Keep it warm: keep an eye on the weather and temperatures (especially overnight) as you can have cold nights which might damage your new seedlings until late May. Protect your young plants with horticultural fleece and cloches if in any doubt. The last official frost date is the 25 May (I know, it's late!).


Transplanting your seedlings: once your seedlings have outgrown their first pot/ module, you need to transplant them either in a big pot to keep indoors if it’s too cold outside, or in their final growing space. When are your seedlings big enough to be transplanted? When they have 6 leaves: 2 primordial leaves (called cotyledon) and 4 true leaves, that look like adult leaves.
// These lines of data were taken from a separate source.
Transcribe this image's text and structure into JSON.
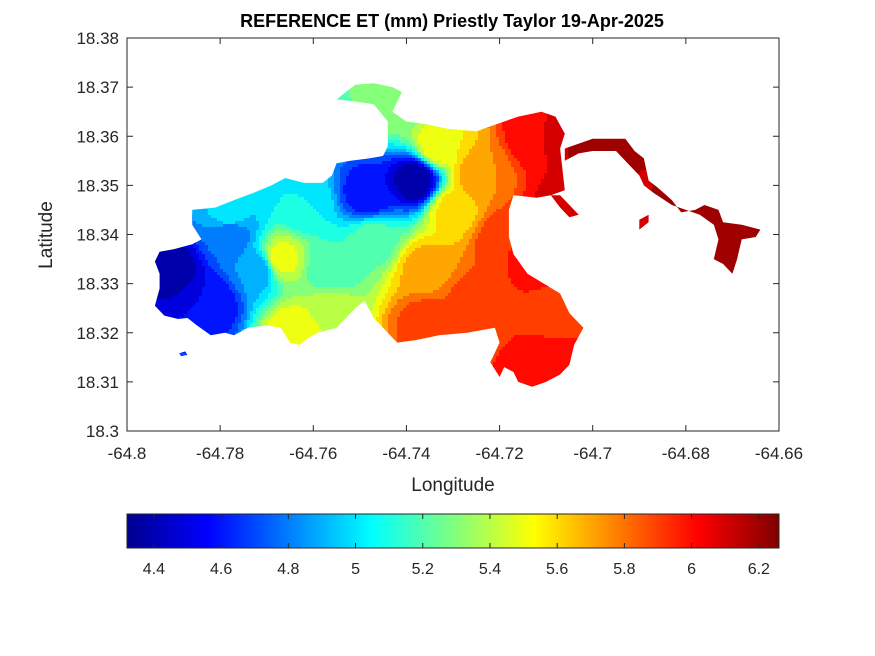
{
  "chart_data": {
    "type": "heatmap",
    "title": "REFERENCE ET (mm) Priestly Taylor 19-Apr-2025",
    "xlabel": "Longitude",
    "ylabel": "Latitude",
    "xlim": [
      -64.8,
      -64.66
    ],
    "ylim": [
      18.3,
      18.38
    ],
    "x_ticks": [
      "-64.8",
      "-64.78",
      "-64.76",
      "-64.74",
      "-64.72",
      "-64.7",
      "-64.68",
      "-64.66"
    ],
    "y_ticks": [
      "18.3",
      "18.31",
      "18.32",
      "18.33",
      "18.34",
      "18.35",
      "18.36",
      "18.37",
      "18.38"
    ],
    "grid": false,
    "colormap": "jet",
    "colorbar": {
      "location": "bottom",
      "range": [
        4.32,
        6.26
      ],
      "ticks": [
        "4.4",
        "4.6",
        "4.8",
        "5",
        "5.2",
        "5.4",
        "5.6",
        "5.8",
        "6",
        "6.2"
      ]
    },
    "centers": [
      {
        "lon": -64.738,
        "lat": 18.351,
        "et": 4.35
      },
      {
        "lon": -64.748,
        "lat": 18.348,
        "et": 4.55
      },
      {
        "lon": -64.79,
        "lat": 18.333,
        "et": 4.4
      },
      {
        "lon": -64.782,
        "lat": 18.326,
        "et": 4.55
      },
      {
        "lon": -64.778,
        "lat": 18.34,
        "et": 4.75
      },
      {
        "lon": -64.772,
        "lat": 18.333,
        "et": 4.85
      },
      {
        "lon": -64.778,
        "lat": 18.344,
        "et": 5.0
      },
      {
        "lon": -64.762,
        "lat": 18.346,
        "et": 5.05
      },
      {
        "lon": -64.756,
        "lat": 18.333,
        "et": 5.15
      },
      {
        "lon": -64.747,
        "lat": 18.339,
        "et": 5.2
      },
      {
        "lon": -64.742,
        "lat": 18.366,
        "et": 5.3
      },
      {
        "lon": -64.756,
        "lat": 18.325,
        "et": 5.4
      },
      {
        "lon": -64.767,
        "lat": 18.335,
        "et": 5.5
      },
      {
        "lon": -64.764,
        "lat": 18.32,
        "et": 5.55
      },
      {
        "lon": -64.733,
        "lat": 18.358,
        "et": 5.55
      },
      {
        "lon": -64.736,
        "lat": 18.333,
        "et": 5.7
      },
      {
        "lon": -64.73,
        "lat": 18.345,
        "et": 5.6
      },
      {
        "lon": -64.724,
        "lat": 18.352,
        "et": 5.75
      },
      {
        "lon": -64.736,
        "lat": 18.322,
        "et": 5.9
      },
      {
        "lon": -64.726,
        "lat": 18.326,
        "et": 5.9
      },
      {
        "lon": -64.719,
        "lat": 18.339,
        "et": 5.95
      },
      {
        "lon": -64.716,
        "lat": 18.322,
        "et": 5.95
      },
      {
        "lon": -64.712,
        "lat": 18.36,
        "et": 6.05
      },
      {
        "lon": -64.711,
        "lat": 18.334,
        "et": 6.0
      },
      {
        "lon": -64.708,
        "lat": 18.325,
        "et": 5.9
      },
      {
        "lon": -64.707,
        "lat": 18.345,
        "et": 6.1
      },
      {
        "lon": -64.71,
        "lat": 18.312,
        "et": 6.05
      },
      {
        "lon": -64.7,
        "lat": 18.358,
        "et": 6.2
      },
      {
        "lon": -64.684,
        "lat": 18.349,
        "et": 6.15
      },
      {
        "lon": -64.669,
        "lat": 18.34,
        "et": 6.25
      },
      {
        "lon": -64.676,
        "lat": 18.344,
        "et": 6.2
      },
      {
        "lon": -64.701,
        "lat": 18.341,
        "et": 6.1
      }
    ],
    "outline_main": [
      [
        -64.755,
        18.3675
      ],
      [
        -64.751,
        18.3705
      ],
      [
        -64.747,
        18.3708
      ],
      [
        -64.743,
        18.37
      ],
      [
        -64.741,
        18.369
      ],
      [
        -64.742,
        18.367
      ],
      [
        -64.743,
        18.365
      ],
      [
        -64.74,
        18.363
      ],
      [
        -64.736,
        18.3625
      ],
      [
        -64.731,
        18.3615
      ],
      [
        -64.725,
        18.361
      ],
      [
        -64.719,
        18.363
      ],
      [
        -64.716,
        18.364
      ],
      [
        -64.711,
        18.365
      ],
      [
        -64.708,
        18.364
      ],
      [
        -64.706,
        18.3605
      ],
      [
        -64.707,
        18.3575
      ],
      [
        -64.706,
        18.349
      ],
      [
        -64.709,
        18.348
      ],
      [
        -64.712,
        18.3475
      ],
      [
        -64.717,
        18.348
      ],
      [
        -64.718,
        18.345
      ],
      [
        -64.718,
        18.3395
      ],
      [
        -64.717,
        18.336
      ],
      [
        -64.714,
        18.332
      ],
      [
        -64.707,
        18.328
      ],
      [
        -64.705,
        18.324
      ],
      [
        -64.702,
        18.321
      ],
      [
        -64.704,
        18.3175
      ],
      [
        -64.705,
        18.3135
      ],
      [
        -64.707,
        18.3115
      ],
      [
        -64.71,
        18.31
      ],
      [
        -64.713,
        18.309
      ],
      [
        -64.716,
        18.31
      ],
      [
        -64.717,
        18.312
      ],
      [
        -64.719,
        18.313
      ],
      [
        -64.72,
        18.311
      ],
      [
        -64.722,
        18.314
      ],
      [
        -64.72,
        18.318
      ],
      [
        -64.721,
        18.321
      ],
      [
        -64.727,
        18.32
      ],
      [
        -64.733,
        18.3195
      ],
      [
        -64.738,
        18.3185
      ],
      [
        -64.742,
        18.318
      ],
      [
        -64.745,
        18.321
      ],
      [
        -64.747,
        18.323
      ],
      [
        -64.749,
        18.3265
      ],
      [
        -64.751,
        18.325
      ],
      [
        -64.755,
        18.321
      ],
      [
        -64.759,
        18.32
      ],
      [
        -64.761,
        18.319
      ],
      [
        -64.763,
        18.3175
      ],
      [
        -64.765,
        18.318
      ],
      [
        -64.767,
        18.321
      ],
      [
        -64.77,
        18.3215
      ],
      [
        -64.774,
        18.321
      ],
      [
        -64.777,
        18.3195
      ],
      [
        -64.779,
        18.32
      ],
      [
        -64.782,
        18.3195
      ],
      [
        -64.785,
        18.3215
      ],
      [
        -64.787,
        18.323
      ],
      [
        -64.789,
        18.3228
      ],
      [
        -64.792,
        18.3235
      ],
      [
        -64.794,
        18.3255
      ],
      [
        -64.793,
        18.329
      ],
      [
        -64.793,
        18.332
      ],
      [
        -64.794,
        18.3345
      ],
      [
        -64.793,
        18.3365
      ],
      [
        -64.79,
        18.337
      ],
      [
        -64.786,
        18.338
      ],
      [
        -64.784,
        18.339
      ],
      [
        -64.786,
        18.342
      ],
      [
        -64.786,
        18.345
      ],
      [
        -64.781,
        18.3455
      ],
      [
        -64.777,
        18.347
      ],
      [
        -64.772,
        18.3488
      ],
      [
        -64.769,
        18.35
      ],
      [
        -64.766,
        18.3515
      ],
      [
        -64.762,
        18.3505
      ],
      [
        -64.758,
        18.3505
      ],
      [
        -64.756,
        18.352
      ],
      [
        -64.755,
        18.3545
      ],
      [
        -64.752,
        18.355
      ],
      [
        -64.748,
        18.3555
      ],
      [
        -64.745,
        18.356
      ],
      [
        -64.744,
        18.358
      ],
      [
        -64.744,
        18.363
      ],
      [
        -64.747,
        18.3665
      ],
      [
        -64.752,
        18.3672
      ]
    ],
    "outline_east": [
      [
        -64.706,
        18.3575
      ],
      [
        -64.7,
        18.3595
      ],
      [
        -64.693,
        18.3595
      ],
      [
        -64.691,
        18.357
      ],
      [
        -64.689,
        18.3555
      ],
      [
        -64.688,
        18.351
      ],
      [
        -64.686,
        18.3495
      ],
      [
        -64.683,
        18.347
      ],
      [
        -64.681,
        18.3445
      ],
      [
        -64.678,
        18.345
      ],
      [
        -64.676,
        18.346
      ],
      [
        -64.673,
        18.345
      ],
      [
        -64.672,
        18.3425
      ],
      [
        -64.668,
        18.342
      ],
      [
        -64.664,
        18.341
      ],
      [
        -64.665,
        18.3395
      ],
      [
        -64.668,
        18.339
      ],
      [
        -64.669,
        18.335
      ],
      [
        -64.67,
        18.332
      ],
      [
        -64.672,
        18.334
      ],
      [
        -64.674,
        18.335
      ],
      [
        -64.673,
        18.339
      ],
      [
        -64.674,
        18.342
      ],
      [
        -64.677,
        18.344
      ],
      [
        -64.68,
        18.345
      ],
      [
        -64.683,
        18.346
      ],
      [
        -64.687,
        18.3485
      ],
      [
        -64.689,
        18.35
      ],
      [
        -64.69,
        18.352
      ],
      [
        -64.692,
        18.354
      ],
      [
        -64.695,
        18.357
      ],
      [
        -64.7,
        18.357
      ],
      [
        -64.703,
        18.3565
      ],
      [
        -64.706,
        18.355
      ]
    ],
    "outline_spur": [
      [
        -64.709,
        18.348
      ],
      [
        -64.707,
        18.3455
      ],
      [
        -64.705,
        18.3435
      ],
      [
        -64.703,
        18.344
      ],
      [
        -64.705,
        18.346
      ],
      [
        -64.707,
        18.348
      ]
    ],
    "outline_islet_1": [
      [
        -64.69,
        18.341
      ],
      [
        -64.688,
        18.3425
      ],
      [
        -64.688,
        18.344
      ],
      [
        -64.69,
        18.343
      ]
    ],
    "outline_islet_2": [
      [
        -64.7888,
        18.3158
      ],
      [
        -64.7875,
        18.3162
      ],
      [
        -64.787,
        18.3155
      ],
      [
        -64.7884,
        18.3152
      ]
    ]
  }
}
If unsure, wait a bit longer.


Earth up your potatoes: Your spuds should start showing some nice green shoots. Make sure to earth them up to increase your yields. Not sure how? Check my video here.


Grow catch crops: If you are waiting for your main crops to start growing seriously (like potatoes, onion or broad beans), you can use the time before the plants get big to sow a few ‘catch crops’ of quick growing veg in between the existing plants. I particularly like cress, radishes.


Less is more: To avoid gluts later in the year, limit what you actually plant out. For example, squashes germinate well, and if you have excitedly planted 10 seeds (I have!), you probably have 10 seedlings by now. They take quite a bit of space to grow and will be very productive. So you might not want to keep them all (unless you are a master at courgette bead, then go ahead). Swap your spare plants with fellow gardeners, friends and neighbours!


Companion plants: get a well rounded garden by planting a range of insect friendly flowers that will attract pest eaters while creating beautiful pops of colour in your veg patch. On my list are pot marigold, french marigold, sunflowers (the red ones are stunning!), anise hyssop and nasturtium.


Keep the competition at bay: spring is also the time when gardener pests reappear. Check your garden daily and manually remove aphids, and slugs and snails. You can manage aphids by using home-made garlic spray: 1 head of unpeeled garlic crushed + 1 litre of boiling water, cool down, drain through a cloth in a spray bottle. Use liberally on your crops. For bad slugs and snail attack, you can consider using nematode.